I’ve always considered myself open-minded, tolerant, accepting, able to observe the world around me. Self-reflecting, more or less objective in perceiving the world around me. Trustworthy, direct, true. I’ve got a bit of an ego, I admit. I’m self-confident. An extrovert, most of the times. An exhibitionist, sometimes. I like to think of myself as a fighter for the weak, a fighter for good.
Yet I have failed to fight quite a few times in my life. One still very vivid instance took place in my first year in Munich. When I came to study in Munich in 2001, needed someone to pledge for me, guaranteeing that they would pay for my expenses. I knew a nice Romanian-German family who decided to help me with these formalities. I remember us waiting for our turn in the civil office, when suddenly the wife asked:
“Do you also have something like this at the university?”
At first I didn’t know what she meant, but then I saw her gaze. It pointed at a black man also waiting for his turn.
I was shocked. I hadn’t witnessed this kind of racism before, where a black person was reduced to some thing. I didn’t know what to say. So I said nothing, also because I was afraid to risk losing their help and having to return to Romania.
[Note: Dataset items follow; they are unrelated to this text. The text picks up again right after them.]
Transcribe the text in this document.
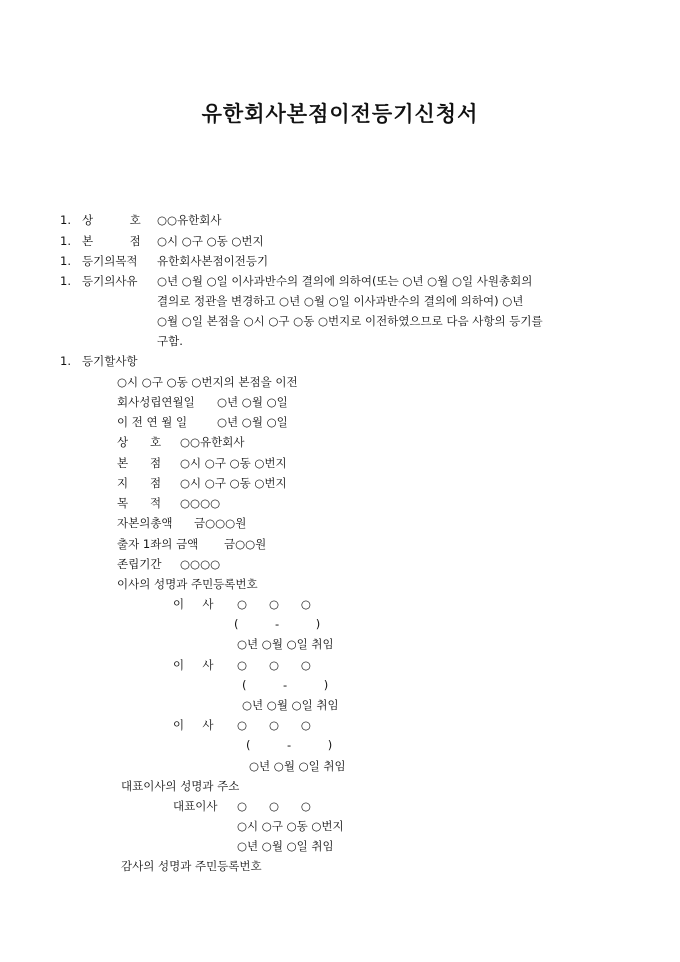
유한회사본점이전등기신청서
1. 상          호 ○○유한회사
1. 본          점 ○시 ○구 ○동 ○번지
1. 등기의목적 유한회사본점이전등기
1. 등기의사유 ○년 ○월 ○일 이사과반수의 결의에 의하여(또는 ○년 ○월 ○일 사원총회의
결의로 정관을 변경하고 ○년 ○월 ○일 이사과반수의 결의에 의하여) ○년
○월 ○일 본점을 ○시 ○구 ○동 ○번지로 이전하였으므로 다음 사항의 등기를
구함.
1. 등기할사항
○시 ○구 ○동 ○번지의 본점을 이전
회사성립연월일 ○년 ○월 ○일
이 전 연 월 일	○년 ○월 ○일
상      호 ○○유한회사
본      점 ○시 ○구 ○동 ○번지
지      점 ○시 ○구 ○동 ○번지
목      적 ○○○○
자본의총액 금○○○원
출자 1좌의 금액 금○○원
존립기간 ○○○○
이사의 성명과 주민등록번호
이     사 ○      ○      ○
(          -          )
○년 ○월 ○일 취임
이     사 ○      ○      ○
(          -          )
○년 ○월 ○일 취임
이     사 ○      ○      ○
(          -          )
○년 ○월 ○일 취임
대표이사의 성명과 주소
대표이사 ○      ○      ○
○시 ○구 ○동 ○번지
○년 ○월 ○일 취임
감사의 성명과 주민등록번호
It was the last time I saw those seemingly nice people who’d been so generous to me and so blatantly racist to a stranger. I talked to them on the phone a few times after that incident, and then just stopped contacting them.
I’m writing this because I know many of us have been in a situation when they silently condemned other people’s racist remarks, but have failed to say or do something about it. I’m writing this because now is actually the best time to become vocal about it, to confront those who feel ill at ease when the topic arises. Change is possible. Change is imminent, actually, so there’s no need to postpone it.
Martin Luther King Jr. is the best example for what peaceful protest paired with decisive challenge of the status quo can achieve. One man, one leader, managed to mobilize millions and brought along significant change through non-violent activism. It was his father who taught him the power of peaceful protest, although as an adolescent King resented white people for constantly humiliating him, his family and his community. Still as a Christian he knew he had to love all people, no matter how they wronged him.
Martin Luther King entered college at the age of 15 and graduated at 19. Although he didn’t agree with parts of his religion, he became a minister in order to transform the church into a place of reason, of ideas and of social protest. He assumed his role as a leader during the Montgomery bus boycott, which lasted over a year and ended segregation on all public busses in Montgomery. King became the most important spokesperson for the Civil Rights Movement and its best known leader.
Nonviolent protests continued long after the Montgomery bus boycott and many laws were changed and also new laws were passed as a result of the Civil Rights Movement. But segregation is still a thing, not just in America. It might not look that way, but any act of judgement or violence against another person solely on the account of their skin color or so-called “race” stands to prove it. That’s why we will continue to post black portraits in the following weeks, because we are all in this fight for the long run.